This week, Judge Sleet issued an order granting a motion for stay pending resolution of a covered business method patent review instituted by the defendants, Bloomberg and Charles Schwab. Quest Licensing Corp. v. Bloomberg L.P., et al., C.A. No. 14-561-GMS, Order at 1-3 (D. Del. Dec. 3, 2014). Judge Sleet applied the statutory test for a stay pending CBM review set out in Section 18 of the America Invents Act, which provides for four factors to be considered. Id. at 2 n.2.
Judge Sleet first found that a stay was likely to simplify the issues and streamline the trial. Despite the different claim construction standards applicable in the District Court and the PTAB, Judge Sleet found that the Court could still consider the PTAB’s determination and the intrinsic evidence relevant to that determination. Judge Sleet also found that simplification of issues generally was likely given the defendants’ argument that the PTAB would not only engage in claim construction but could also potentially cancel or amend claims or “affect the substantive meaning of the claims by prosecution history or otherwise.” Id.
“The second factor, which has the court consider how far the litigation has progressed, likewise favor[ed] a stay” because no discovery had yet occurred, particularly given that the Court had stayed discovery pending the resolution of the motion to stay. Id. Judge Sleet also found that “the conflicting evidence of attempts by the parties to start discovery prior to the court’s Rule 26(f) conference does not constitute dilatory tactics” designed to delay discovery. Id.
Turning to the third factor, potential prejudice from a stay or lack therefore, Judge Sleet found the factor neutral in the stay analysis: “Should the defendants eventually be found to have infringed, Quest can be adequately compensated by money damages for any harm suffered during the PTO proceedings. Further, the CBM review process initiated by Congress is required by law to conclude one year after initiation and only extendable by six months with a showing of good cause. The court recognizes that Quest has an interest in the timely enforcement of its patent rights. Nonetheless, the court also recognizes the reduced time-frame allotted by Congress for CBM review completion. Moreover, Bloomberg and Schwab’s filing of the motion to stay approximately six months after the filing of the first complaint is not considered by the court to be intentionally delayed or dilatory. Since the parties and the court will have a definitive answer from the PTO whether it will grant CBM review five months prior to the scheduled Markman hearing, the court finds this factor neutral. While a delay in proceeding with its case may be somewhat prejudicial to Quest, it is not unduly prejudicial.” Id. at 2-3 n.2.
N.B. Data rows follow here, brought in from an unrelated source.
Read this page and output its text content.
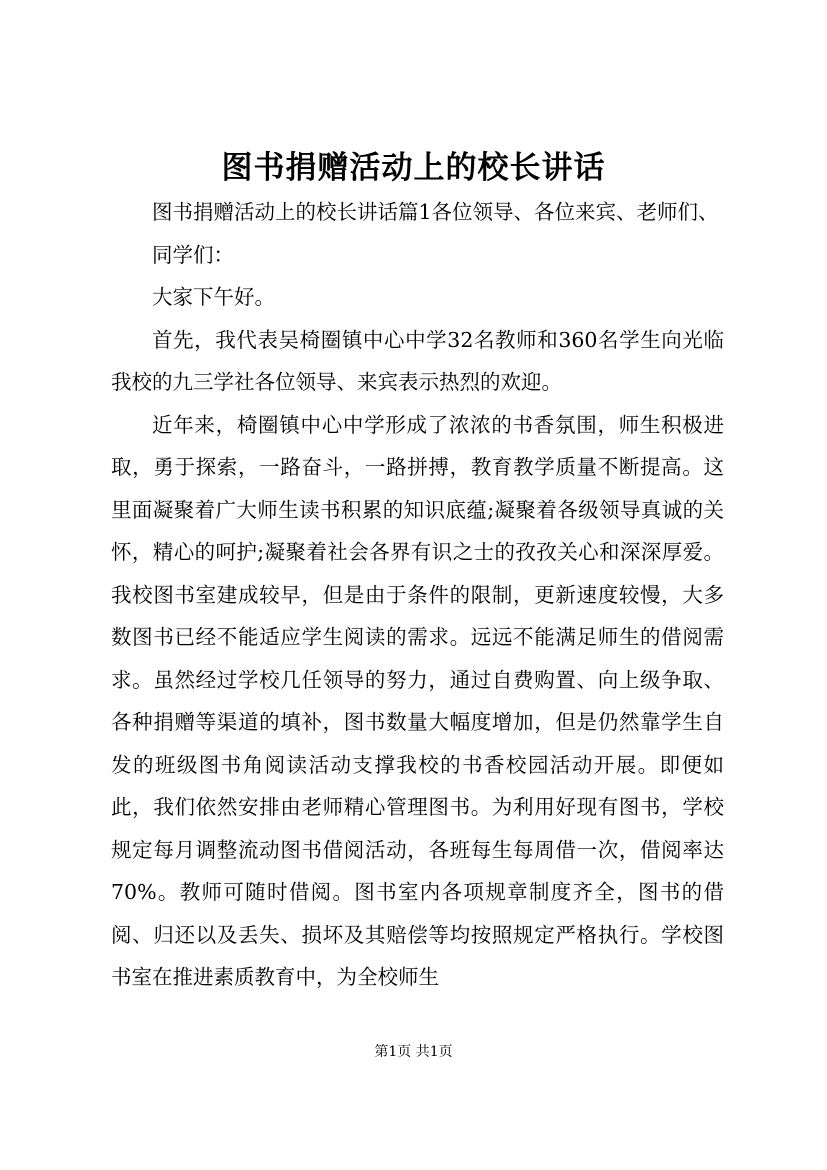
图书捐赠活动上的校长讲话

图书捐赠活动上的校长讲话篇1各位领导、各位来宾、老师们、

同学们：

大家下午好。

首先，我代表吴椅圈镇中心中学32名教师和360名学生向光临我校的九三学社各位领导、来宾表示热烈的欢迎。

近年来，椅圈镇中心中学形成了浓浓的书香氛围，师生积极进取，勇于探索，一路奋斗，一路拼搏，教育教学质量不断提高。这里面凝聚着广大师生读书积累的知识底蕴;凝聚着各级领导真诚的关怀，精心的呵护;凝聚着社会各界有识之士的孜孜关心和深深厚爱。我校图书室建成较早，但是由于条件的限制，更新速度较慢，大多数图书已经不能适应学生阅读的需求。远远不能满足师生的借阅需求。虽然经过学校几任领导的努力，通过自费购置、向上级争取、各种捐赠等渠道的填补，图书数量大幅度增加，但是仍然靠学生自发的班级图书角阅读活动支撑我校的书香校园活动开展。即便如此，我们依然安排由老师精心管理图书。为利用好现有图书，学校规定每月调整流动图书借阅活动，各班每生每周借一次，借阅率达70%。教师可随时借阅。图书室内各项规章制度齐全，图书的借阅、归还以及丢失、损坏及其赔偿等均按照规定严格执行。学校图书室在推进素质教育中，为全校师生

第1页 共1页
Finally, Judge Sleet considered whether a stay would reduce the burden of the litigation on the parties and the Court. Actions against several defendants had previously been consolidated into one civil action, yet only two of five total defendants had joined the CBM petition in the PTO. Under these circumstances, the plaintiff argued that the remaining three defendants “will be in a position to trigger separate CBM challenges at any time during the pendency of this litigation or to re-litigate the claims determined by the PTO as a result of the CBM petition.” Id. at 3 n.2. Nevertheless, “the court [found] credible the nonmoving defendants’ assertions that they were uninformed of the Petition prior to the eve of filing by Schwab and Bloomberg and in no way were attempting to ‘game’ the system. Additionally, the defendants note, and the court agrees, that this is an unlikely proposition. Further, § 18(b) does not require the court impose estoppel effect on the nonmoving defendants or consider the lack of stipulated estoppel effect in assessing the four factors. Rather, the court is asked to balance the factors with a ‘thumb on the scale in favor of a stay being granted.’” Id.
Accordingly, Judge Sleet found that the “balance of the four statutory factors weighs in favor of granting a stay pending resolution of the CBM review proceedings.” Id.